Dua Puluh Enam

756 191 20
                                    

Benar bahwasanya para lelaki di keluarga Gunardi mengibarkan bendera perang ketika Kai mendekati anak gadis mereka. Namun, itu hanya di awal-awal saja. Setelah Kai mendapatkan hati Anjani, sambutan mereka berubah hangat dan ramah, termasuk Angga. Dua hari yang lalu pria itu menelepon Kai dan mengajak main golf bersama. Meskipun golf bukan termasuk dalam olahraga favorit Kai, tetap saja Kai langsung menyanggupinya.

Angga pemain golf yang baik. Ayunan tangan pria itu, serta liukan pinggangnya luwes saat memukul bola. Angga langsung memenangkan satu putaran setelah empat jam. Setelahnya, mereka makan siang bersama.

"Is business good, Kai?" tanya Angga membuka percakapan sembari menunggu hidangan datang. Ketika di lapangan, obrolan mereka tak jauh-jauh dari topik kebugaran fisik.

Kelakuan Kai sudah menjadi perbincangan hangat di dalam grup keluarga. Orang gila mana yang nekat mengetuk pintu rumah Robert pagi-pagi buta? Hanya Kai yang bisa. Bagi para keponakannya, Robert terkenal sebagai 'berandal'. Tidak satu pun berani menghadapi Robert. Kecuali Anjani, tentu saja.

Sengaja Angga mengajak Kai bertemu di luar. Karena ia berada di kota yang sama dengan Kai, ia bisa menjalin kedekatan dengan pria itu dan menilai karakternya. Angga tak ingin lagi kecolongan.

"Naik turun, Mas," Kai menjawab secara umum. "Ada beberapa tender yang lagi jalan, ada yang sedang approach, ada yang menang dan ada yang kalah."

Angga balas tersenyum. "Biasa itu. Namanya juga bisnis."

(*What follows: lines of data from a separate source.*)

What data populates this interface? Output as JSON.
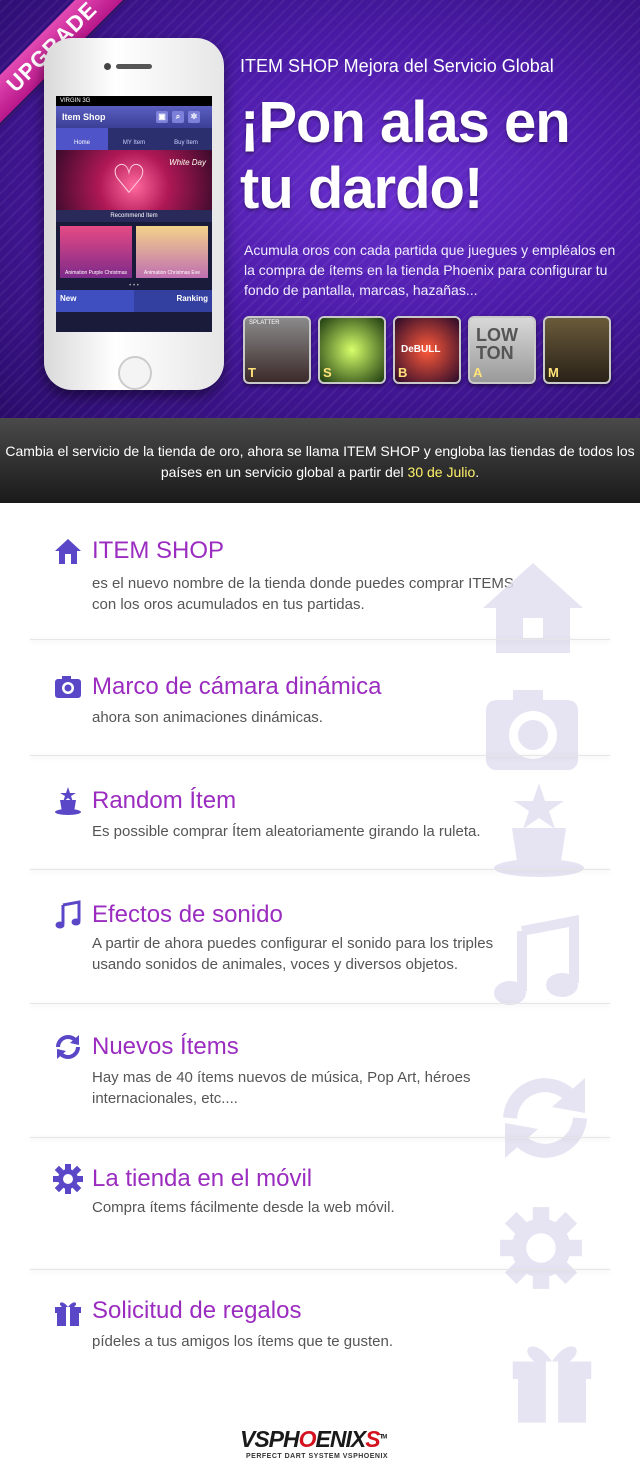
{
  "hero": {
    "ribbon": "UPGRADE",
    "subtitle": "ITEM SHOP Mejora del Servicio Global",
    "title": "¡Pon alas en tu dardo!",
    "description": "Acumula oros con cada partida que juegues y empléalos en la compra de ítems en la tienda Phoenix para configurar tu fondo de pantalla, marcas, hazañas...",
    "tiles": [
      "T",
      "S",
      "B",
      "A",
      "M"
    ],
    "tile_texts": [
      "SPLATTER",
      "",
      "DeBULL",
      "LOW TON",
      ""
    ]
  },
  "phone": {
    "status": "VIRGIN 3G",
    "app_title": "Item Shop",
    "tabs": [
      "Home",
      "MY Item",
      "Buy Item"
    ],
    "banner_text": "White Day",
    "recommend": "Recommend Item",
    "thumbs": [
      "Animation Purple Christmas",
      "Animation Christmas Eve"
    ],
    "bottom_tabs": [
      "New",
      "Ranking"
    ]
  },
  "notice": {
    "text_before": "Cambia el servicio de la tienda de oro, ahora se llama ITEM SHOP y engloba las tiendas de todos los países en un servicio global a partir del ",
    "highlight": "30 de Julio",
    "text_after": "."
  },
  "features": [
    {
      "title": "ITEM SHOP",
      "desc": "es el nuevo nombre de la tienda donde puedes comprar ITEMS con los oros acumulados en tus partidas.",
      "icon": "house-icon"
    },
    {
      "title": "Marco de cámara dinámica",
      "desc": "ahora son animaciones dinámicas.",
      "icon": "camera-icon"
    },
    {
      "title": "Random Ítem",
      "desc": "Es possible comprar Ítem aleatoriamente girando la ruleta.",
      "icon": "magic-hat-icon"
    },
    {
      "title": "Efectos de sonido",
      "desc": "A partir de ahora puedes configurar el sonido para los triples usando sonidos de animales, voces y diversos objetos.",
      "icon": "music-note-icon"
    },
    {
      "title": "Nuevos Ítems",
      "desc": "Hay mas de 40 ítems nuevos de música, Pop Art, héroes internacionales, etc....",
      "icon": "refresh-icon"
    },
    {
      "title": "La tienda en el móvil",
      "desc": "Compra ítems fácilmente desde la web móvil.",
      "icon": "gear-icon"
    },
    {
      "title": "Solicitud de regalos",
      "desc": "pídeles a tus amigos los ítems que te gusten.",
      "icon": "gift-icon"
    }
  ],
  "footer": {
    "logo_part1": "VSPH",
    "logo_part2": "ENIX",
    "logo_o": "O",
    "logo_s": "S",
    "tm": "TM",
    "tagline": "PERFECT DART SYSTEM VSPHOENIX"
  },
  "colors": {
    "title_purple": "#9b2cc0",
    "icon_purple": "#5a47c8",
    "highlight_yellow": "#fff16a",
    "logo_red": "#d4121f"
  }
}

"Iya, Mas. Rumah sakit gimana, Mas?"

"So far baik-baik saja. Orang tua kamu bagaimana kabarnya?"

Kai menelan ludah. "Mereka sehat, Mas."

"Syukurlah. Jadi, kamu dan Jani sekarang LDR, ya?" Angga menyeringai.

"Begitulah, Mas."

"Sanggup?"

"Disanggup-sanggupin, Mas."

"Yang sabar ya dengan Jani. Anaknya ndak bisa diam. Tapi terlalu banyak kegiatan, ujung-ujungnya nanti malah stres sendiri."

Kai hanya tersenyum membenarkan.

"Terkadang kalian bakalan lebih sering berantem dibandingkan pasangan normal," kata Angga. "Sepupu saya juga LDR Jakarta-Surabaya. Namanya Attar. Pacarnya Aretha, keponakan Tante Martha. Ndak ada angin ndak ada hujan, lagi nelpon pun bisa perang Baratayudha."

"Oh, ya? Aretha juga kuliah kayak Jani, Mas?"

"Sebelumnya ngurusin hotel punya almarhum ayahnya. Sekarang baru mulai kuliah lagi di Singapura. Jadi makin sering berantem mereka."

"Repot juga, ya?" Kai nyengir saja. "Oh ya, saya belum sempat bilang terima kasih, Mas sudah menyambut saya sebagai teman dekat Anjani sekarang ini," lanjutnya sungkan.

Angga tertawa kecil. "Maaf, ya. Saya sempat sengak sama kamu."

"Nggak apa-apa, Mas. Saya paham."

"Ngomong-ngomong, kamu lulusan mana, Kai?"

"King's College, Mas."

"London?"

Kai mengangguk.

Ponsel Angga di atas meja berbunyi. Pria itu langsung menyambarnya. "Maaf, Kai. Saya angkat sebentar."

"Silakan, Mas."

Selama beberapa menit terdengar Angga berbicara dengan seseorang di seberang. Kai mengambil kesimpulan pembicaraan tersebut tentang laporan hasil pendekatan terhadap seorang dokter spesialis kulit dan kelamin agar berpraktik di rumah sakit Angga.